2011, um ano onde eu aprendi que dinheiro no fim do mês é mais necessário do que a felicidade trivial, que é preciso mudar para viver junto, que viver junto é mágico, que é preciso ouvir, melhorar, se tratar, tomar alguns remédios, aprender a deixar tudo e tomar um drink, resgatar os amigos do fundo do poço e ser trazida junto, bater palmas para o projeto do grande amor, se despedir de vez de amigos que não cabem na vida atual, fazer outros, comer bem, viajar, ficar dura, ficar desesperada, criar auto controle, ser mais leve.
2011 foi o ano que eu aprendi que dar limites é a melhor forma de não violência que eu podia praticar. Em 2011 eu aprendi a não cometer (tantas) violências comigo mesma.

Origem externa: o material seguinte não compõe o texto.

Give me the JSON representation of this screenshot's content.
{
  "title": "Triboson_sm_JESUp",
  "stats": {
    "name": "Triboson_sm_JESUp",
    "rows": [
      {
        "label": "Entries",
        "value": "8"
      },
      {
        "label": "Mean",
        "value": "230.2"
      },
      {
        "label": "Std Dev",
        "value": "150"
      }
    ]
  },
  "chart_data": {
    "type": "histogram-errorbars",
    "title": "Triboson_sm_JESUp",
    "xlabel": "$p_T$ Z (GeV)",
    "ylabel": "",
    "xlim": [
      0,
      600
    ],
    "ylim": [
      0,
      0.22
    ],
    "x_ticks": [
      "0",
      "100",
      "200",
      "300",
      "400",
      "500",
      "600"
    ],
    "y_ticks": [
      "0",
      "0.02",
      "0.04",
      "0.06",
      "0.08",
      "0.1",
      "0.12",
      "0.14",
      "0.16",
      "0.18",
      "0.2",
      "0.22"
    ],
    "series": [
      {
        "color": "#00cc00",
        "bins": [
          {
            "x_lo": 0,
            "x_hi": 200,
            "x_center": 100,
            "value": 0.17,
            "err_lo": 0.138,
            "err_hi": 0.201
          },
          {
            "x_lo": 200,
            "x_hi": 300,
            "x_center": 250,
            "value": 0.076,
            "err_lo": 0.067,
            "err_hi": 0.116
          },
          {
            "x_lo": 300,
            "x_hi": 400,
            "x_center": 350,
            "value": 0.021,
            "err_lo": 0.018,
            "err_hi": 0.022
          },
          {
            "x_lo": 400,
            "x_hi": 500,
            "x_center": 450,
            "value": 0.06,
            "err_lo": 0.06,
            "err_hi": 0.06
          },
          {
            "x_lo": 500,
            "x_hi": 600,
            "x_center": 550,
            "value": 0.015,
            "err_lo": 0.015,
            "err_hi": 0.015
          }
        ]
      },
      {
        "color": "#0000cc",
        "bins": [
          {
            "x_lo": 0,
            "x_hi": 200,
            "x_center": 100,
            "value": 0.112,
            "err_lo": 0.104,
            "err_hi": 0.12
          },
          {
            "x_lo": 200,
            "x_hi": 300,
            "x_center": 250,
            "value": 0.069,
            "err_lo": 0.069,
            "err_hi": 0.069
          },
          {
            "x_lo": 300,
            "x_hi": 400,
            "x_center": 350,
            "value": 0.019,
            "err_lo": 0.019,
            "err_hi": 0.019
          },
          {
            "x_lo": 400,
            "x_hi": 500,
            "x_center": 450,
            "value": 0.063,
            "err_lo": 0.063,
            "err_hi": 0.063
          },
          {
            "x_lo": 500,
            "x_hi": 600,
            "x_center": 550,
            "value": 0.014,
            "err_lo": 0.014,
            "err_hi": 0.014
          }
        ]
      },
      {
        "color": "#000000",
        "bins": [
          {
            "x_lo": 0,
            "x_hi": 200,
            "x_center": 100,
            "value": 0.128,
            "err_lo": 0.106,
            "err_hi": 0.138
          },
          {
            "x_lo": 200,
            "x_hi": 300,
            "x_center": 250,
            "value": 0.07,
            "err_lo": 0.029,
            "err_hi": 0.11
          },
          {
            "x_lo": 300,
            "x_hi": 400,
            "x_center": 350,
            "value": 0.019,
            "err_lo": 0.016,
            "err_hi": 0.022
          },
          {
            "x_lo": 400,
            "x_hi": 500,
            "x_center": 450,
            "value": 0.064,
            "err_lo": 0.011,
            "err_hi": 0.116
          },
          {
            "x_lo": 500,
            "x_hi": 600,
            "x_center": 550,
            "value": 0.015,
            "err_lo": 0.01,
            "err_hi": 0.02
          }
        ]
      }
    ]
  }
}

E esta é a única, a única resolução que eu tenho para 2012.
Me tratar bem.
E levar a vida da forma mais doce possível com as mesmas pessoas que estão comigo AGORA. (Fora o pequeno pacote de vida que minha irmã carrega neste fim de ano.)
Mas quem vier de coração aberto, paz de espírito e um vinho debaixo do braço será bem vindo. Sempre é.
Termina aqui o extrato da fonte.